2.4 The evidence available to the Ombudsman is that the Commission did not draft the text of Article 7 of the Directive. The Ombudsman notes, therefore, that the Commission could not explain the draft Article's scope and purpose in the same way as for a proposal of its own. The Ombudsman also notes that the Commission indicated its view that the ban on descriptors could also apply to exports in reply to a written question from an MEP. The Ombudsman does not consider that the delay between the date of the written question and the date of the answer appears unreasonable, nor that the Commission's answer was deliberately vague, since only the Court of Justice can give a definitive interpretation of a provision of Community law. Furthermore, the Ombudsman does not consider that the complainants have supplied evidence that the Commission ignored the views of the European Parliament's rapporteur. The Ombudsman also points out that, in any event, those views could not be considered as an authoritative interpretation.
The Ombudsman therefore finds no maladministration as regards this aspect of the complaint.
2.5 Also in their observations, the complainants argue that the Commission should have carried out the in-depth legal analysis which subsequently led to its change of position on the interpretation of Article 7, before advising the UK authorities that Article 7 also applies to exports.
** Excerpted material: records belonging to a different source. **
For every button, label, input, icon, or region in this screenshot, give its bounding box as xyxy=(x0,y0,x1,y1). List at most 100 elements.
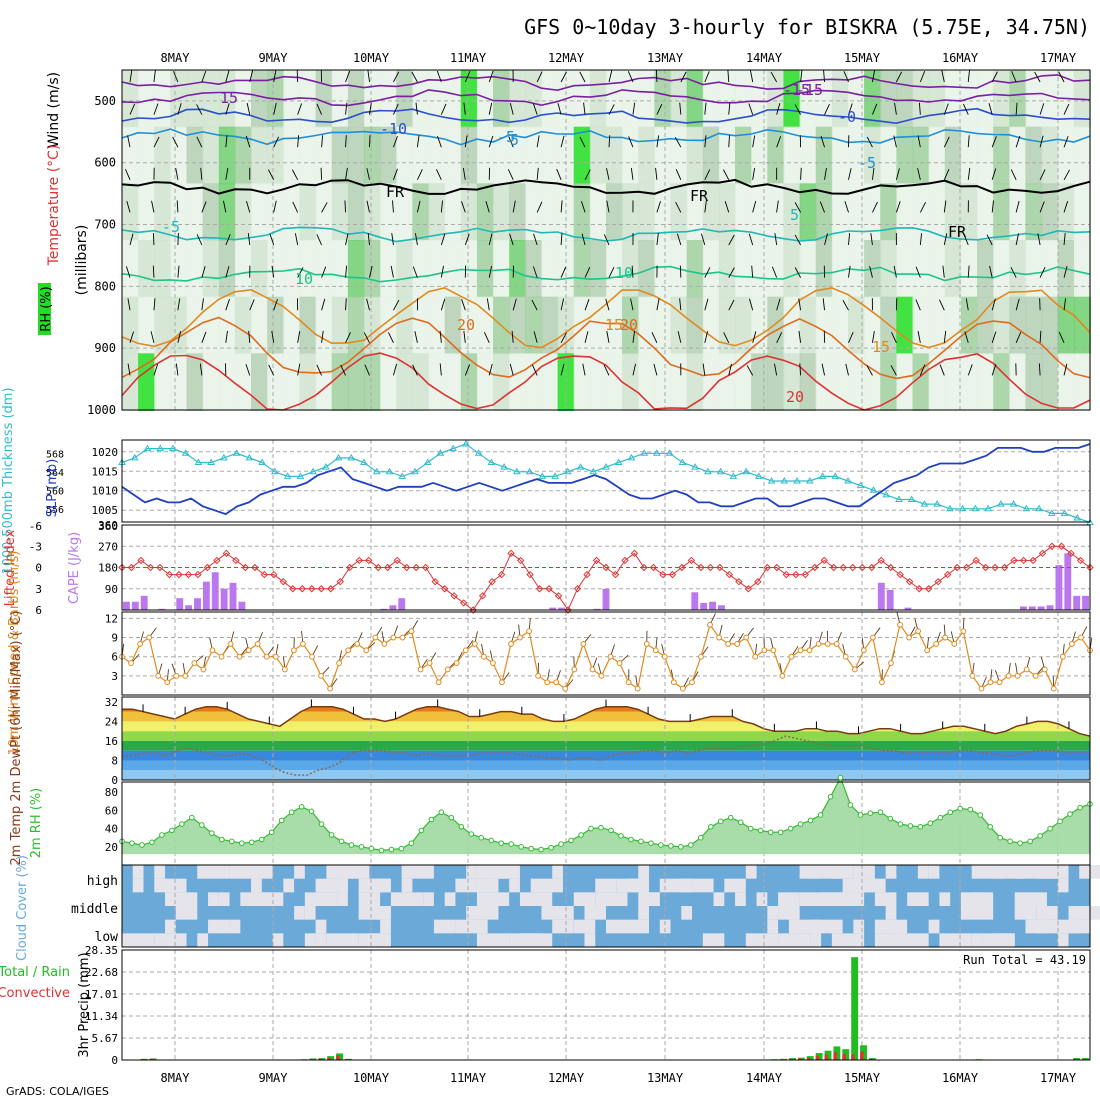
rh-shading xyxy=(380,296,398,355)
rh-shading xyxy=(960,126,979,185)
wind-barb xyxy=(532,266,538,278)
wind-barb xyxy=(848,103,853,115)
rh-shading xyxy=(541,240,559,298)
rh-shading xyxy=(767,70,785,128)
cape-bar xyxy=(389,605,397,610)
cape-bar xyxy=(140,595,148,610)
wind-barb xyxy=(679,102,682,115)
cape-axis-label: CAPE (J/kg) xyxy=(67,532,82,604)
wind-barb xyxy=(488,70,494,83)
wind-barb xyxy=(393,71,400,83)
wind-barb xyxy=(866,136,873,148)
cloud-cell xyxy=(756,892,768,906)
lifted-point xyxy=(573,585,582,593)
dewpoint-line xyxy=(122,735,1090,776)
rh-shading xyxy=(251,240,269,298)
wind-barb xyxy=(776,136,782,148)
lifted-point xyxy=(953,563,961,572)
wind-barb xyxy=(891,332,897,343)
cloud-cell xyxy=(767,919,779,934)
rh-shading xyxy=(880,183,898,241)
pressure-tick-label: 1000 xyxy=(87,403,116,417)
cloud-cell xyxy=(304,892,338,906)
wind-barb xyxy=(461,201,466,213)
thickness-line xyxy=(121,443,1091,524)
wind-barb xyxy=(367,70,370,83)
thickness-point xyxy=(1060,509,1069,516)
thickness-point xyxy=(500,463,508,470)
rh-shading xyxy=(977,296,995,355)
rh-shading xyxy=(283,126,301,185)
cloud-cell xyxy=(433,919,456,934)
wind-barb xyxy=(651,332,658,343)
temp-tick-label: 16 xyxy=(105,735,118,748)
grads-credit: GrADS: COLA/IGES xyxy=(6,1085,109,1098)
wind-barb xyxy=(201,331,207,343)
rh-shading xyxy=(186,353,204,411)
wind-barb xyxy=(986,234,993,246)
thickness-point xyxy=(614,458,623,465)
lifted-point xyxy=(1000,563,1009,572)
wind-barb xyxy=(488,135,494,148)
lifted-point xyxy=(393,556,401,565)
chart-title: GFS 0~10day 3-hourly for BISKRA (5.75E, … xyxy=(524,15,1090,39)
wind-barb xyxy=(1038,363,1041,376)
wind-barb xyxy=(628,136,634,148)
wind-barb xyxy=(464,135,468,148)
cloud-cell xyxy=(369,906,391,920)
wind-barb xyxy=(440,265,444,278)
rh-shading xyxy=(670,353,688,411)
lifted-point xyxy=(545,585,553,593)
pressure-tick-label: 500 xyxy=(94,94,116,108)
wind-barb xyxy=(943,330,947,343)
wind-barb xyxy=(915,299,921,311)
rh-point xyxy=(139,842,145,848)
wind-barb xyxy=(440,233,446,246)
wind-speed-point xyxy=(869,634,876,641)
rh-shading xyxy=(654,353,672,411)
wind-barb xyxy=(153,70,156,83)
wind-speed-point xyxy=(851,666,858,673)
rh-shading xyxy=(541,70,559,128)
cape-bar xyxy=(886,589,894,610)
cloud-cell xyxy=(1014,892,1047,906)
cloud-cell xyxy=(1068,919,1080,934)
thickness-point xyxy=(665,449,674,456)
cloud-cell xyxy=(337,892,348,906)
rh-shading xyxy=(589,353,607,411)
wind-barb xyxy=(321,135,324,148)
wind-barb xyxy=(627,71,634,83)
rh-shading xyxy=(977,70,995,128)
thickness-point xyxy=(296,472,305,479)
wind-barb xyxy=(919,201,927,213)
rh-point xyxy=(817,812,824,818)
rh-shading xyxy=(589,240,607,298)
wind-barb xyxy=(1063,103,1070,115)
wind-barb xyxy=(704,331,709,343)
wind-barb xyxy=(388,332,394,343)
cloud-cell xyxy=(294,865,305,879)
rh-shading xyxy=(315,353,333,411)
wind-barb xyxy=(1015,102,1018,115)
lifted-point xyxy=(469,606,477,614)
wind-speed-point xyxy=(806,647,813,654)
bottom-day-label: 14MAY xyxy=(746,1071,783,1085)
wind-barb xyxy=(391,233,394,246)
cloud-cell xyxy=(638,906,650,920)
rh-shading xyxy=(993,126,1011,185)
rh-shading xyxy=(428,126,446,185)
thickness-point xyxy=(143,444,152,452)
wind-barb xyxy=(536,71,543,83)
rh-shading xyxy=(783,353,801,411)
wind-barb xyxy=(199,363,203,376)
rh-shading xyxy=(654,126,672,185)
wind-barb xyxy=(724,201,730,213)
rh-shading xyxy=(412,126,430,185)
cloud-cell xyxy=(390,892,424,906)
rh-shading xyxy=(831,296,849,355)
rh-shading xyxy=(993,296,1011,355)
wind-barb xyxy=(127,363,131,376)
wind-barb xyxy=(153,103,159,115)
thickness-point xyxy=(220,453,228,461)
rh-shading xyxy=(1073,240,1091,298)
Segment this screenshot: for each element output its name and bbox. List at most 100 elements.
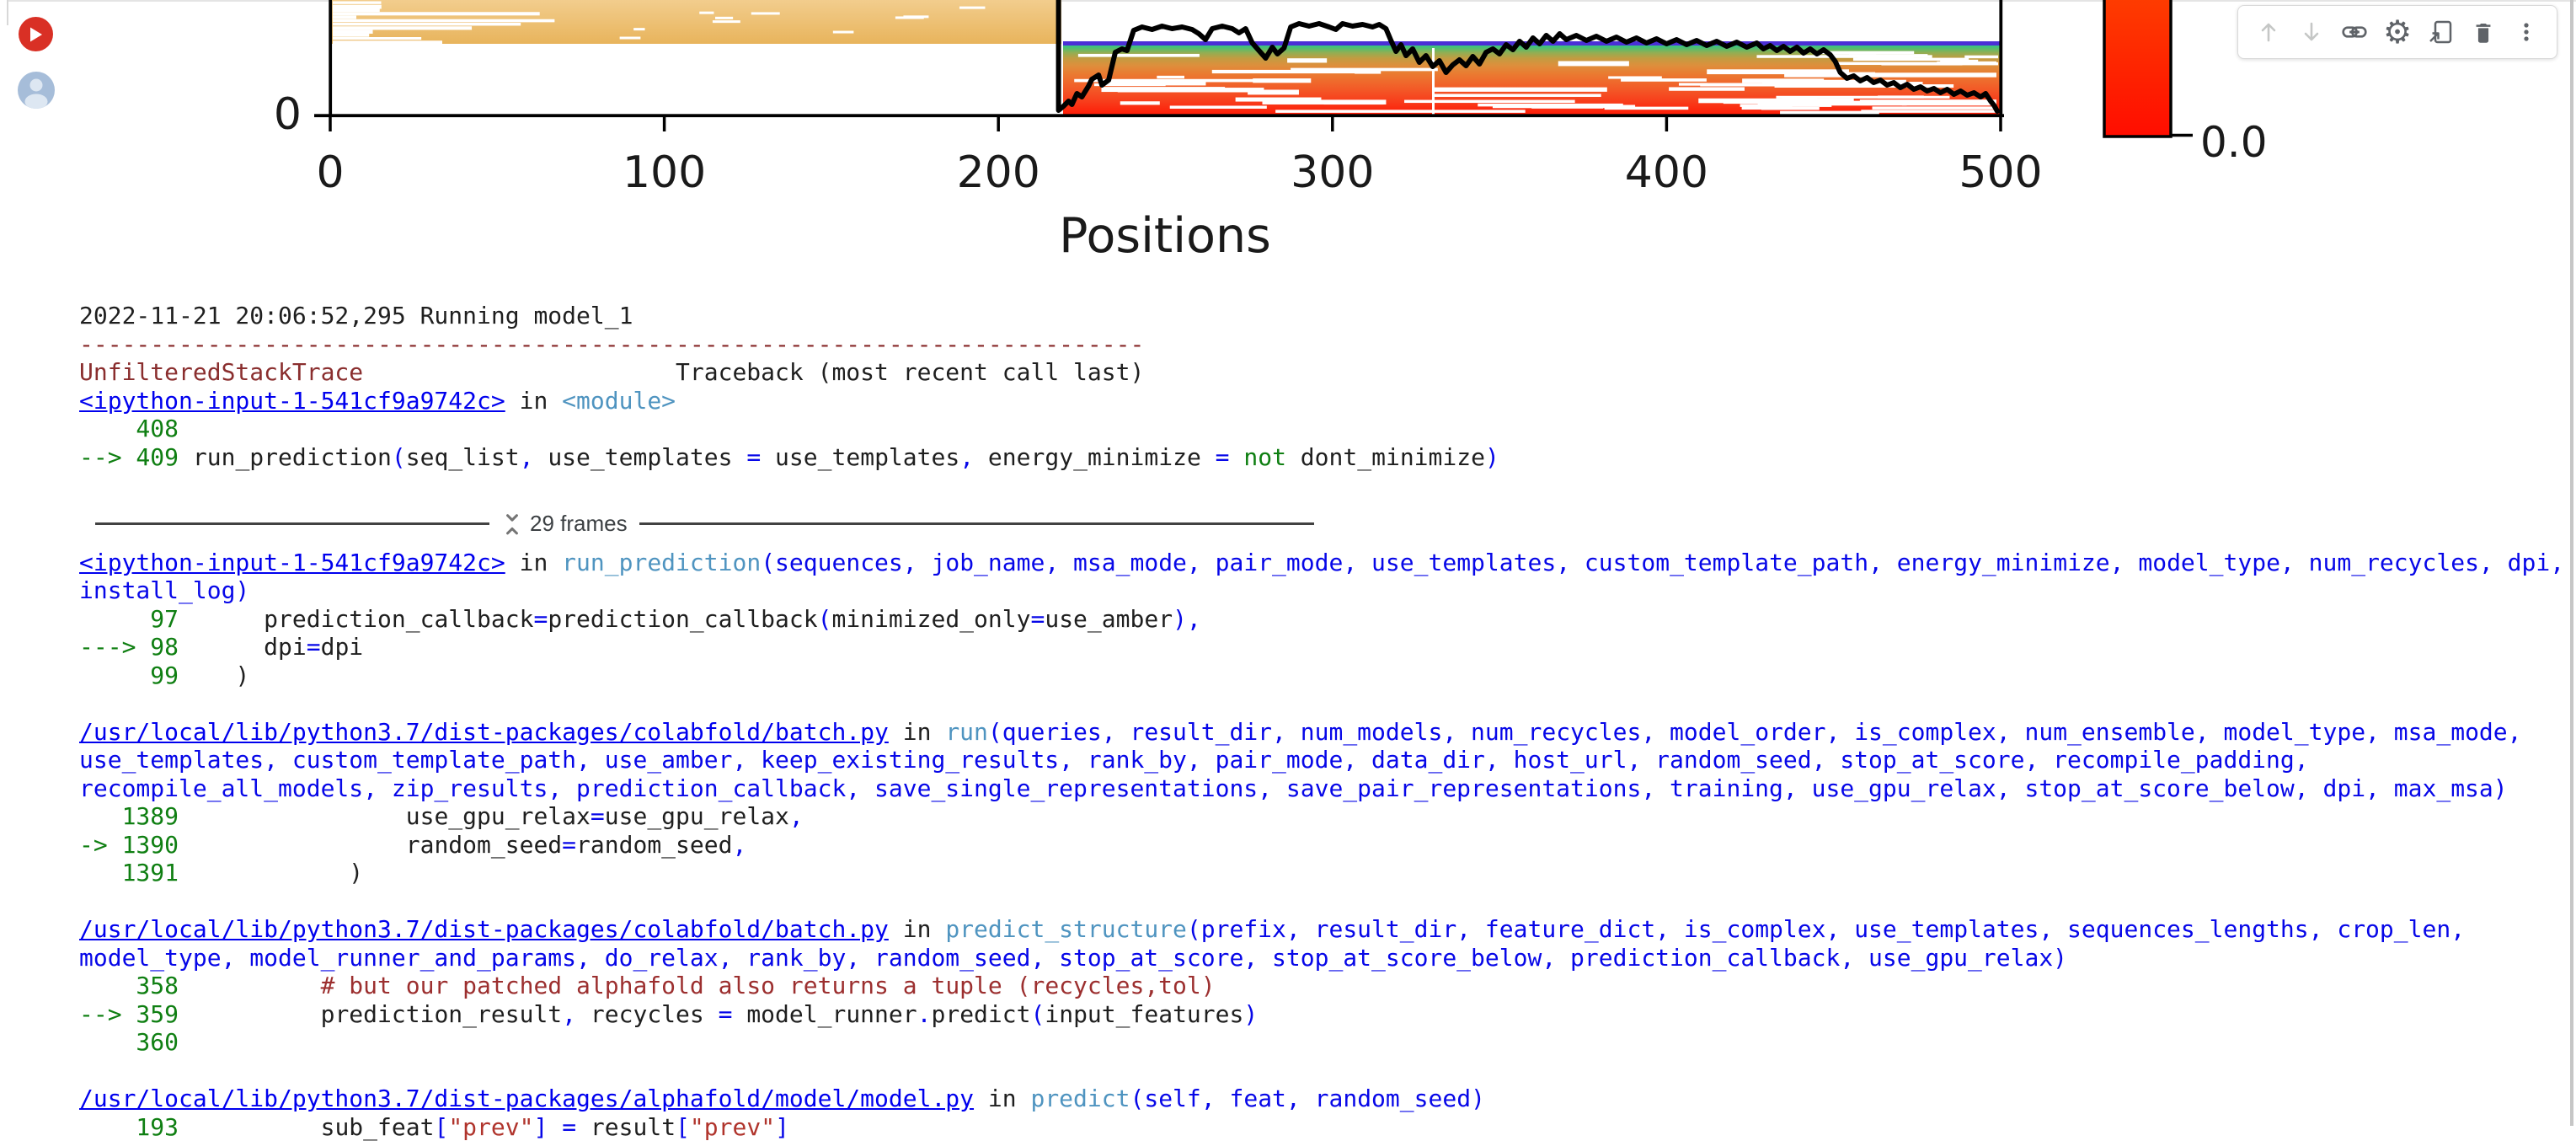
file-link[interactable]: /usr/local/lib/python3.7/dist-packages/c… <box>79 718 889 746</box>
code-text: = <box>533 605 548 633</box>
x-tick-label: 500 <box>1959 147 2042 198</box>
code-text: = <box>307 633 321 661</box>
msa-gap <box>1433 88 1607 92</box>
code-text: 193 <box>79 1113 179 1141</box>
msa-gap <box>333 8 380 12</box>
y-axis-spine <box>329 0 332 117</box>
msa-gap <box>1838 62 1939 66</box>
traceback-line: <ipython-input-1-541cf9a9742c> in <modul… <box>79 387 2566 415</box>
code-text: ( <box>392 443 406 471</box>
code-text: seq_list <box>406 443 520 471</box>
msa-gap <box>833 31 854 34</box>
msa-gap <box>1432 48 1435 115</box>
code-text: --> 359 <box>79 1000 179 1028</box>
traceback-line: UnfilteredStackTrace Traceback (most rec… <box>79 358 2566 387</box>
code-text: = <box>562 1113 576 1141</box>
code-text: --> 409 <box>79 443 179 471</box>
traceback-line: --> 409 run_prediction(seq_list, use_tem… <box>79 443 2566 472</box>
traceback-line: 408 <box>79 415 2566 443</box>
file-link[interactable]: <ipython-input-1-541cf9a9742c> <box>79 549 505 576</box>
code-text: recycles <box>576 1000 719 1028</box>
code-text: ] <box>775 1113 789 1141</box>
code-text: use_templates <box>533 443 746 471</box>
code-text: sub_feat <box>179 1113 434 1141</box>
right-spine <box>1999 0 2002 117</box>
code-text: predict_structure <box>945 915 1187 943</box>
code-text: in <box>974 1085 1030 1112</box>
msa-gap <box>1605 107 1689 110</box>
file-link[interactable]: /usr/local/lib/python3.7/dist-packages/a… <box>79 1085 974 1112</box>
msa-gap <box>1558 62 1629 67</box>
code-text: in <box>889 718 945 746</box>
msa-gap <box>1964 56 1998 59</box>
file-link[interactable]: /usr/local/lib/python3.7/dist-packages/c… <box>79 915 889 943</box>
code-text: [ <box>676 1113 690 1141</box>
traceback-line: --> 359 prediction_result, recycles = mo… <box>79 1000 2566 1029</box>
x-tick-label: 200 <box>957 147 1040 198</box>
msa-gap <box>1861 110 1996 113</box>
traceback-line: /usr/local/lib/python3.7/dist-packages/c… <box>79 718 2566 747</box>
traceback-line: 99 ) <box>79 662 2566 690</box>
traceback-line: 1391 ) <box>79 859 2566 887</box>
msa-gap <box>699 12 713 14</box>
code-text: dpi <box>321 633 364 661</box>
code-text: 1391 <box>79 859 179 887</box>
msa-gap <box>1878 95 1924 99</box>
code-text: random_seed <box>179 831 562 859</box>
code-text: in <box>505 549 562 576</box>
traceback-line <box>79 471 2566 500</box>
msa-gap <box>1758 103 1907 106</box>
traceback-line: 358 # but our patched alphafold also ret… <box>79 972 2566 1000</box>
msa-gap <box>1761 107 1820 110</box>
msa-gap <box>1287 58 1327 62</box>
code-text: ( <box>1031 1000 1045 1028</box>
divider-line <box>639 522 1314 525</box>
code-text: run_prediction <box>179 443 392 471</box>
code-text: = <box>1030 605 1045 633</box>
code-text: prediction_callback <box>548 605 817 633</box>
divider-line <box>95 522 489 525</box>
y-tick-label: 0 <box>274 89 302 140</box>
hidden-frames-toggle[interactable]: 29 frames <box>95 500 1314 549</box>
msa-gap <box>1872 106 1996 109</box>
traceback-line: /usr/local/lib/python3.7/dist-packages/a… <box>79 1085 2566 1113</box>
code-text: <module> <box>562 387 676 415</box>
code-text: (sequences, job_name, msa_mode, pair_mod… <box>761 549 2564 576</box>
code-text: prediction_callback <box>179 605 533 633</box>
traceback-line: ----------------------------------------… <box>79 330 2566 359</box>
msa-gap <box>1698 99 1853 104</box>
code-text: = <box>719 1000 733 1028</box>
file-link[interactable]: <ipython-input-1-541cf9a9742c> <box>79 387 505 415</box>
traceback-line <box>79 689 2566 718</box>
code-text: ) <box>179 662 249 689</box>
traceback-line <box>79 887 2566 916</box>
code-text: predict <box>1030 1085 1130 1112</box>
code-text: random_seed <box>576 831 732 859</box>
code-text: ) <box>1243 1000 1258 1028</box>
code-text: ), <box>1173 605 1201 633</box>
code-text: dont_minimize <box>1286 443 1485 471</box>
msa-gap <box>1253 78 1311 83</box>
msa-gap <box>1157 76 1184 78</box>
code-text: use_gpu_relax <box>179 802 591 830</box>
msa-gap <box>620 37 641 40</box>
x-axis-spine <box>314 114 2004 117</box>
code-text: , <box>789 802 804 830</box>
msa-gap <box>903 15 928 18</box>
traceback-line: ---> 98 dpi=dpi <box>79 633 2566 662</box>
code-text: (self, feat, random_seed) <box>1130 1085 1484 1112</box>
msa-gap <box>1820 51 1915 55</box>
code-text: install_log) <box>79 576 249 604</box>
colorbar <box>2104 0 2171 137</box>
msa-gap <box>333 16 356 19</box>
msa-gap <box>1669 87 1745 90</box>
code-text: energy_minimize <box>974 443 1216 471</box>
msa-gap <box>713 20 740 23</box>
msa-gap <box>333 12 540 15</box>
x-axis-label: Positions <box>1059 208 1271 264</box>
traceback-line: 360 <box>79 1028 2566 1057</box>
code-text: ( <box>818 605 832 633</box>
x-tick-label: 0 <box>316 147 344 198</box>
code-text <box>548 1113 562 1141</box>
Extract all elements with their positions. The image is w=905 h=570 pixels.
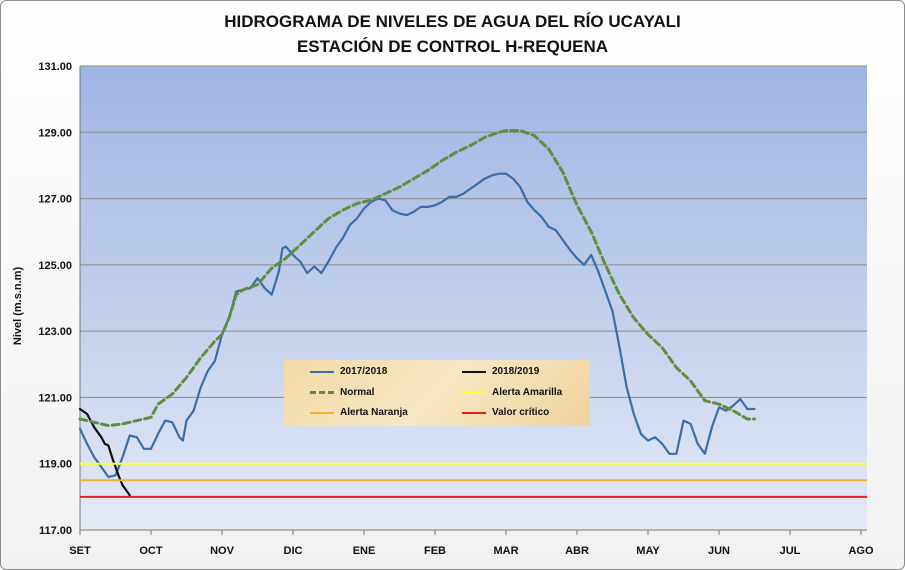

The Ombudsman notes that the complainant's argument depends on the assumption that the Commission's advice was wrong. The Ombudsman points out that the question of whether Article 7 applies to exports is before the Court of Justice in pending Case C-491/01. The Ombudsman therefore considers that it would be premature to conduct further inquiries into the complainant's argument in the framework of the present complaint. The complainants could consider in future whether to make a new complaint to the Ombudsman in the light of the outcome of the above-mentioned case.
3 ConclusionOn the basis of the Ombudsman's inquiries into this complaint, there appears to have been no maladministration by the Commission. The Ombudsman therefore closes the case.
The President of the Commission will also be informed of this decision.
Yours sincerely,
Jacob SÖDERMAN
(1) 2001 OJ L 194/26.
(2) Case T-209/00 Lamberts v European Ombudsman, judgement of 10 April 2002, paragraph 66.
(3) Directive 2001/37/EC of the European Parliament and of the Council of 5 June 2001 on the approximation of the laws, regulations and administrative provisions of the Member States concerning the manufacture, presentation and sale of tobacco products, 2001 OJ L 194/26.
(4) Pages 17-19 of the English language version.
(5) Case 633/97. The case pending before the CFI was T-188/97 Rothmans International v Commission [1999] ECR-II 2463.